Why is the chain loss computation so slow?
bliunlpr opened this issue · comments
When I trained the model by ChainObjtiveFunction, I found the chain loss computation is very slow. For example, the data load time is 0.2s, the model forward time is 0.2s, but the loss computation time is 8.2s. I wonder why the chain loss computation is so slow and how to accelerate it? Thanks!
Do you enable CUDA like this when invoke ChainObjtiveFunction?
Thanks for pointing out this. I have not fully tested the chain function yet, as I'm working on a few other aspects currently. Currently, it only works with batchsize as 1. I think @glynpu made a good point. It is possible that I have missed this, and hence why it is slow now.
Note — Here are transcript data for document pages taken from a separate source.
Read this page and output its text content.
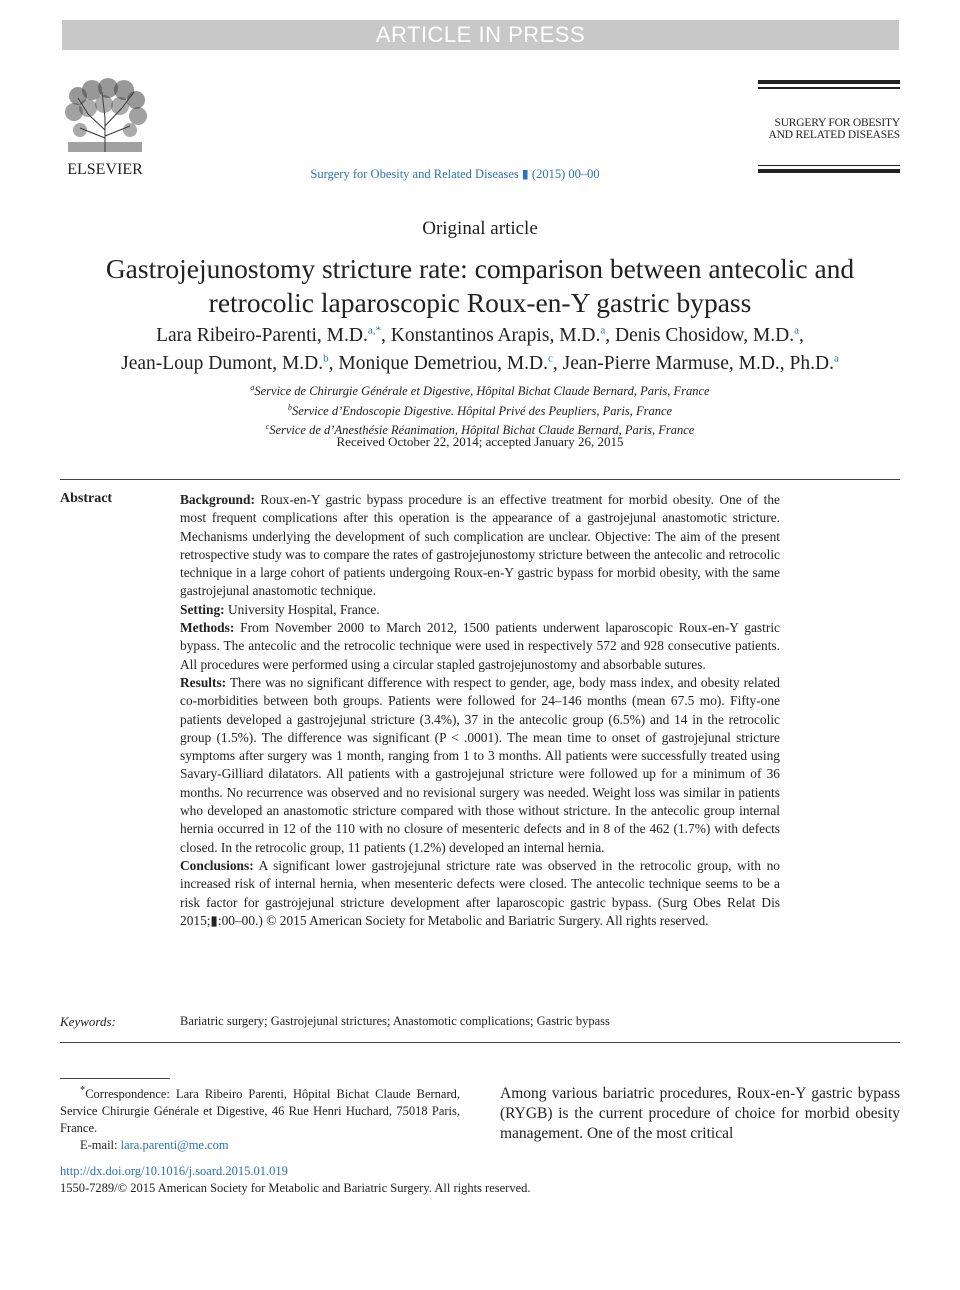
ARTICLE IN PRESS
ELSEVIER	Surgery for Obesity and Related Diseases ▮ (2015) 00–00
SURGERY FOR OBESITY
AND RELATED DISEASES
Original article
Gastrojejunostomy stricture rate: comparison between antecolic and
retrocolic laparoscopic Roux-en-Y gastric bypass
Lara Ribeiro-Parenti, M.D.$^{a,*}$, Konstantinos Arapis, M.D.$^a$, Denis Chosidow, M.D.$^a$,
Jean-Loup Dumont, M.D.$^b$, Monique Demetriou, M.D.$^c$, Jean-Pierre Marmuse, M.D., Ph.D.$^a$
$^a$Service de Chirurgie Générale et Digestive, Hôpital Bichat Claude Bernard, Paris, France
$^b$Service d’Endoscopie Digestive. Hôpital Privé des Peupliers, Paris, France
$^c$Service de d’Anesthésie Réanimation, Hôpital Bichat Claude Bernard, Paris, France
Received October 22, 2014; accepted January 26, 2015
Abstract	Background: Roux-en-Y gastric bypass procedure is an effective treatment for morbid obesity. One of the most frequent complications after this operation is the appearance of a gastrojejunal anastomotic stricture. Mechanisms underlying the development of such complication are unclear. Objective: The aim of the present retrospective study was to compare the rates of gastrojejunostomy stricture between the antecolic and retrocolic technique in a large cohort of patients undergoing Roux-en-Y gastric bypass for morbid obesity, with the same gastrojejunal anastomotic technique.

Setting: University Hospital, France.

Methods: From November 2000 to March 2012, 1500 patients underwent laparoscopic Roux-en-Y gastric bypass. The antecolic and the retrocolic technique were used in respectively 572 and 928 consecutive patients. All procedures were performed using a circular stapled gastrojejunostomy and absorbable sutures.

Results: There was no significant difference with respect to gender, age, body mass index, and obesity related co-morbidities between both groups. Patients were followed for 24–146 months (mean 67.5 mo). Fifty-one patients developed a gastrojejunal stricture (3.4%), 37 in the antecolic group (6.5%) and 14 in the retrocolic group (1.5%). The difference was significant (P < .0001). The mean time to onset of gastrojejunal stricture symptoms after surgery was 1 month, ranging from 1 to 3 months. All patients were successfully treated using Savary-Gilliard dilatators. All patients with a gastrojejunal stricture were followed up for a minimum of 36 months. No recurrence was observed and no revisional surgery was needed. Weight loss was similar in patients who developed an anastomotic stricture compared with those without stricture. In the antecolic group internal hernia occurred in 12 of the 110 with no closure of mesenteric defects and in 8 of the 462 (1.7%) with defects closed. In the retrocolic group, 11 patients (1.2%) developed an internal hernia.

Conclusions: A significant lower gastrojejunal stricture rate was observed in the retrocolic group, with no increased risk of internal hernia, when mesenteric defects were closed. The antecolic technique seems to be a risk factor for gastrojejunal stricture development after laparoscopic gastric bypass. (Surg Obes Relat Dis 2015;▮:00–00.) © 2015 American Society for Metabolic and Bariatric Surgery. All rights reserved.

Keywords:	Bariatric surgery; Gastrojejunal strictures; Anastomotic complications; Gastric bypass

*Correspondence: Lara Ribeiro Parenti, Hôpital Bichat Claude Bernard, Service Chirurgie Générale et Digestive, 46 Rue Henri Huchard, 75018 Paris, France.

E-mail: lara.parenti@me.com

Among various bariatric procedures, Roux-en-Y gastric bypass (RYGB) is the current procedure of choice for morbid obesity management. One of the most critical
http://dx.doi.org/10.1016/j.soard.2015.01.019
1550-7289/© 2015 American Society for Metabolic and Bariatric Surgery. All rights reserved.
To fully utilize the chain objective, I need to implement another dataloader that can prepare minibatches like Kaldi does, e.g., 128 sequences of 1.5 second of audio with supervisions. Currently I do not have time to do that yet, but will work on that as long as I get my hands free.
Hi @bliunlpr
I double checked by my setup, and it takes around 1s to compute the loss for each utterance. Is the 8.2s that you mentioned corresponds to the computation of one utterance?
I have added it, its in pull requests. @jzlianglu
Added CuDevice activation for LFMMI loss computation for significant speed improvement.